Thiopurine S-Methyltransferase Polymorphism in Iraqi Paediatric Patients with Acute Lymphoblastic Leukaemia BC17-BC20
Dr. Nawars Mohammed,
College of Medicine, Department of Clinical Biochemistry, University of Baghdad, Iraq.
Introduction: Acute Lymphoblastic Leukaemia (ALL) treatment protocols widely used thiopurine drugs as an anti-cancer agent, which over the course of time results in drug toxicity. Thiopurine S-Methyltransferase Enzyme (TPMT) is responsible for the activation of 6-Mercaptopurine (6-MP) to Thioguanine Nucleotides (TGNs) that are incorporated into DNA and trigger cell death. Low TPMT activity is strongly correlated to TPMT genetic polymorphism.

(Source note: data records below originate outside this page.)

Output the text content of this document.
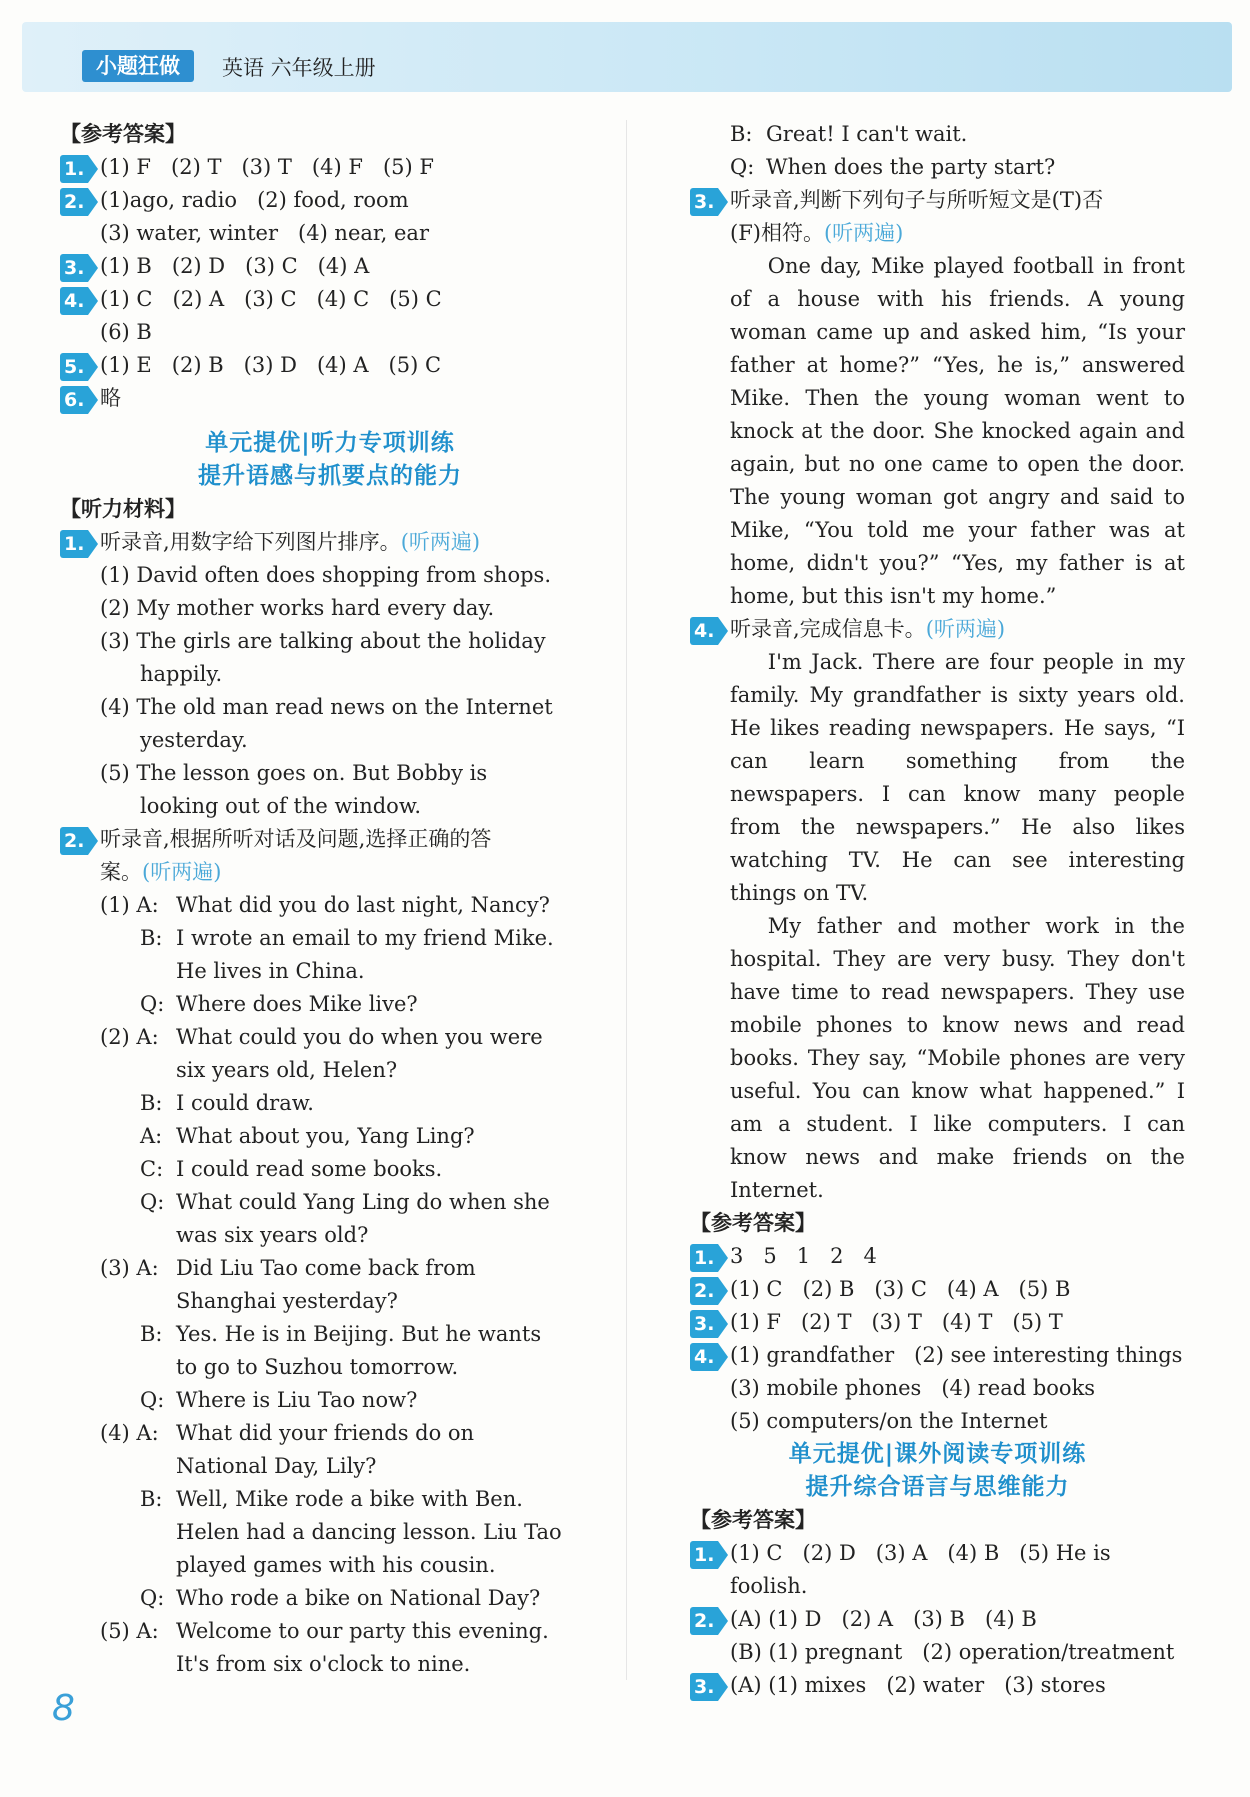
小题狂做	英语 六年级上册
【参考答案】
1. (1) F   (2) T   (3) T   (4) F   (5) F
2. (1)ago, radio   (2) food, room
(3) water, winter   (4) near, ear
3. (1) B   (2) D   (3) C   (4) A
4. (1) C   (2) A   (3) C   (4) C   (5) C
(6) B
5. (1) E   (2) B   (3) D   (4) A   (5) C
6. 略
单元提优|听力专项训练
提升语感与抓要点的能力
【听力材料】
1. 听录音,用数字给下列图片排序。(听两遍)
(1) David often does shopping from shops.
(2) My mother works hard every day.
(3) The girls are talking about the holiday
happily.
(4) The old man read news on the Internet
yesterday.
(5) The lesson goes on. But Bobby is
looking out of the window.
2. 听录音,根据所听对话及问题,选择正确的答
案。(听两遍)
(1) A: What did you do last night, Nancy?
B: I wrote an email to my friend Mike.
He lives in China.
Q: Where does Mike live?
(2) A: What could you do when you were
six years old, Helen?
B: I could draw.
A: What about you, Yang Ling?
C: I could read some books.
Q: What could Yang Ling do when she
was six years old?
(3) A: Did Liu Tao come back from
Shanghai yesterday?
B: Yes. He is in Beijing. But he wants
to go to Suzhou tomorrow.
Q: Where is Liu Tao now?
(4) A: What did your friends do on
National Day, Lily?
B: Well, Mike rode a bike with Ben.
Helen had a dancing lesson. Liu Tao
played games with his cousin.
Q: Who rode a bike on National Day?
(5) A: Welcome to our party this evening.
It's from six o'clock to nine.
B: Great! I can't wait.
Q: When does the party start?
3. 听录音,判断下列句子与所听短文是(T)否
(F)相符。(听两遍)
One day, Mike played football in front of a house with his friends. A young woman came up and asked him, “Is your father at home?” “Yes, he is,” answered Mike. Then the young woman went to knock at the door. She knocked again and again, but no one came to open the door. The young woman got angry and said to Mike, “You told me your father was at home, didn't you?” “Yes, my father is at home, but this isn't my home.”
4. 听录音,完成信息卡。(听两遍)
I'm Jack. There are four people in my family. My grandfather is sixty years old. He likes reading newspapers. He says, “I can learn something from the newspapers. I can know many people from the newspapers.” He also likes watching TV. He can see interesting things on TV.
My father and mother work in the hospital. They are very busy. They don't have time to read newspapers. They use mobile phones to know news and read books. They say, “Mobile phones are very useful. You can know what happened.” I am a student. I like computers. I can know news and make friends on the Internet.
【参考答案】
1. 3   5   1   2   4
2. (1) C   (2) B   (3) C   (4) A   (5) B
3. (1) F   (2) T   (3) T   (4) T   (5) T
4. (1) grandfather   (2) see interesting things
(3) mobile phones   (4) read books
(5) computers/on the Internet
单元提优|课外阅读专项训练
提升综合语言与思维能力
【参考答案】
1. (1) C   (2) D   (3) A   (4) B   (5) He is
foolish.
2. (A) (1) D   (2) A   (3) B   (4) B
(B) (1) pregnant   (2) operation/treatment
3. (A) (1) mixes   (2) water   (3) stores
8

Aim: To identify the level of TPMT activity and the most common TPMT polymorphism (TPMT*3A, TPMT*3B and TPMT*3C) and its frequencies in a sample of Iraqi ALL paediatric patients.
Materials and Methods: Eighty-one Iraqi ALL paediatric patients receiving 6-MP in the maintenance phase of treatment were enrolled in the study. TPMT activity in the serum was measured by using Enzyme-Linked Immunosorbent Assay Technique (ELISA) in the serum and TPMT genetic polymorphism (TPMT*3A, TPMT*3B and TPMT*3C) was detected by allele-specific multiplex-PCR analysis. Statistical analysis was performed by using a two-sample t-test to evaluate the difference in allele frequencies proportion in TPMT polymorphism. Pearson’s correlation analysis was done to determine the correlation between TPMT enzyme genotype and phenotype.
Results: There were 51 paediatric ALL patients carrying the wild-type allele with allele frequencies of (62.96%), 30 paediatric ALL patients carrying the mutant alleles either TPMT*3A or TPMT*3C with allele frequencies of 29.62% and 7.4% respectively. The mutant allele TPMT*3B was not detected in the patients under study. The difference in mean of the TPMT enzyme activity between the ALL patients carrying the wild-type allele and the mutant allele was highly significant with p-value =0.001. A highly significant positive co-relation (r=0.939) was found between TPMT low activity and presence of genetic mutation across the TPMT gene (p-value=0.001).
Conclusion: TMPT genotyping and phenotyping is an essential tool to reduce the cytotoxic effects of the anti-cancer drug 6-MP in Iraqi paediatric patients with ALL for a successful recovery.